O Ministério Público Federal (MPF) e o Ministério Público de Goiás (MP-GO) emitiram uma recomendação para que a Agência Nacional de Vigilância Sanitária (Anvisa) e a Superintendência de Vigilância em Saúde de Goiás (Suvisa) executem uma barreira sanitária com controle de entrada e saída em aeroportos, portos secos e terminais rodoviários do Estado. A medida, recomendada nesta terça-feira (24), deverá ser adotada de forma imediata e pelo prazo de 60 dias ou enquanto houver necessidade, segundo o documento.

Segundo os órgãos, o atendimento à recomendação deve contar com a ampliação dos profissionais em atuação e garantir, dentre outros pontos, o controle das localidades indicadas, promovendo o controle sanitário em meios de transportes, viajantes, infraestrutura, produtos importados e exportados, serviços e bens produzidos, assim como a vigilância epidemiológica e o controle de vetores. O documento prevê também que o encaminhamento à quarentena ou ao isolamento de casos suspeitos da infecção pelo novo coronavírus (Covid-19) seja adotado.

O prazo dado para que a Anvisa e a Suvisa informem sobre as providências tomadas diante das recomendações é de 48 horas. A reportagem entrou em contato com ambas e ainda aguarda uma resposta da Secretaria de Estado de Saúde de Goiás (SES-GO), a que está subordinada a Suvisa.

Anvisa

Em resposta à reportagem, a Anvisa disse as autoridades de saúde dos Estados poderão ter atuação suplementar nas áreas comuns dos aeroportos, além das que a Anvisa já realiza em áreas restritas. Segundo ela, já está previsto que órgãos municipais e estaduais que queiram realizar triagens em passageiros devem entrar em contato com os responsáveis pelo aeroporto em questão para definir as áreas onde tal serviço será feito.

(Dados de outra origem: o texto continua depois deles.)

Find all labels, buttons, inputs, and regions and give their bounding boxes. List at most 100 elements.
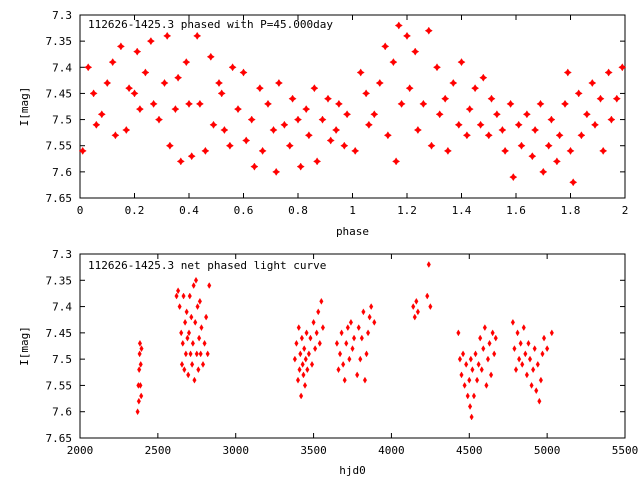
data-point — [517, 141, 526, 150]
data-point — [449, 79, 458, 87]
data-point — [295, 376, 301, 384]
y-tick-label: 7.45 — [46, 327, 73, 340]
data-point — [456, 329, 461, 337]
data-point — [195, 99, 204, 108]
data-point — [298, 350, 303, 358]
data-point — [348, 318, 353, 326]
data-point — [469, 413, 474, 421]
data-point — [138, 361, 143, 368]
data-point — [185, 334, 190, 342]
data-point — [476, 361, 481, 368]
data-point — [457, 355, 462, 363]
data-point — [513, 366, 519, 374]
data-point — [352, 334, 357, 342]
data-point — [189, 313, 194, 321]
data-point — [462, 382, 467, 389]
data-point — [521, 324, 526, 331]
data-point — [302, 105, 311, 114]
data-point — [612, 94, 621, 103]
data-point — [531, 366, 536, 374]
data-point — [484, 131, 493, 140]
data-point — [190, 339, 195, 347]
data-point — [345, 324, 350, 331]
data-point — [383, 131, 392, 140]
y-tick-label: 7.65 — [46, 192, 73, 205]
data-point — [514, 120, 523, 129]
data-point — [526, 339, 531, 347]
data-point — [176, 157, 185, 166]
data-point — [137, 350, 142, 358]
data-point — [392, 157, 401, 166]
data-point — [426, 261, 431, 268]
data-point — [317, 339, 322, 347]
data-point — [181, 292, 186, 300]
data-point — [138, 382, 143, 389]
data-point — [141, 68, 150, 77]
data-point — [467, 376, 472, 384]
phased-light-curve-panel: 0 0.2 0.4 0.6 0.8 1 1.2 1.4 1.6 1.8 2 7.3 7.35 7.4 7.4… — [18, 9, 628, 238]
data-point — [359, 334, 364, 342]
data-point — [405, 84, 414, 93]
y-axis-label: I[mag] — [18, 87, 31, 127]
data-point — [471, 392, 476, 400]
data-point — [186, 371, 191, 379]
data-point — [191, 282, 196, 289]
data-point — [523, 350, 528, 358]
data-point — [130, 89, 139, 98]
data-point — [200, 361, 206, 368]
data-point — [116, 42, 125, 51]
data-point — [412, 313, 417, 321]
y-tick-label: 7.45 — [46, 87, 73, 100]
data-point — [443, 146, 452, 155]
data-point — [531, 126, 540, 134]
data-point — [529, 382, 534, 389]
y-tick-label: 7.3 — [52, 248, 72, 261]
data-point — [299, 392, 304, 400]
data-point — [552, 157, 561, 166]
data-point — [596, 94, 605, 103]
data-point — [316, 308, 321, 316]
data-point — [555, 131, 564, 140]
data-point — [599, 146, 608, 155]
data-point — [311, 318, 316, 326]
data-point — [139, 392, 144, 400]
data-point — [481, 345, 486, 353]
data-point — [419, 99, 428, 108]
data-point — [540, 350, 545, 358]
data-point — [183, 350, 188, 358]
data-point — [356, 324, 361, 331]
data-point — [339, 329, 344, 337]
data-point — [541, 334, 547, 342]
data-point — [468, 403, 473, 410]
x-tick-label: 4500 — [456, 444, 483, 457]
data-point — [506, 99, 515, 108]
net-light-curve-panel: 2000 2500 3000 3500 4000 4500 5000 5500 7.3 7.35 7… — [18, 248, 638, 477]
data-point — [190, 361, 195, 368]
data-point — [305, 366, 310, 374]
data-point — [591, 120, 599, 129]
data-point — [465, 105, 474, 114]
data-point — [309, 361, 315, 368]
data-point — [520, 361, 525, 368]
data-point — [465, 392, 470, 400]
data-point — [176, 287, 181, 295]
data-point — [299, 334, 304, 342]
x-tick-label: 0.8 — [288, 204, 308, 217]
panel-title: 112626-1425.3 phased with P=45.000day — [88, 18, 333, 31]
data-point — [280, 120, 289, 129]
data-point — [510, 318, 515, 326]
data-point — [532, 345, 537, 353]
x-axis-label: phase — [336, 225, 369, 238]
x-tick-label: 0.2 — [125, 204, 145, 217]
data-point — [549, 329, 554, 337]
data-point — [509, 173, 518, 182]
data-point — [155, 115, 163, 124]
data-point — [372, 318, 377, 326]
data-point — [234, 105, 242, 114]
data-point — [239, 68, 248, 77]
data-point — [180, 339, 185, 347]
data-point — [177, 303, 182, 310]
data-point — [414, 297, 419, 305]
data-point — [204, 313, 209, 321]
data-point — [97, 110, 106, 119]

Com relação a rodovias e portos secos, a agência informou que publicou resolução em que delega aos órgãos de vigilância sanitária ou equivalentes nos estados e no Distrito Federal a competência para recomendar ações de controle sanitário em rodovias de locomoção interestadual e intermunicipal.

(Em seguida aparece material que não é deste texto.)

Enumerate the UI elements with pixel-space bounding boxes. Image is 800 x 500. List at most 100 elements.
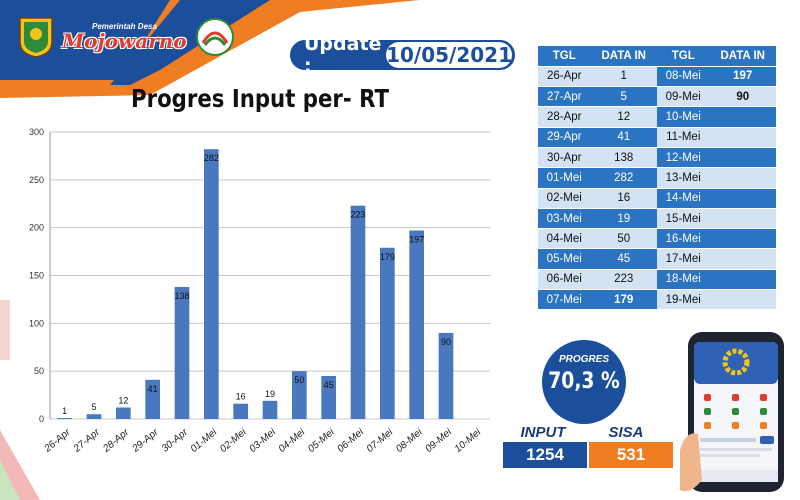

“Destaca-se que a recomendação dessas ações deve ser técnica e fundamentada, bem como que as medidas restritivas devem ser excepcionais e temporárias. Assim a vigilância sanitária é que vai avaliar a necessidade técnica da medida para que as autoridades competente estabeleça o controle”, diz a Anvisa.

A agência, no entanto, não respondeu especificamente sobre a recomendação desta terça-feira (24), ao que o POPULAR reforçou o questionamento e segue aguardando resposta.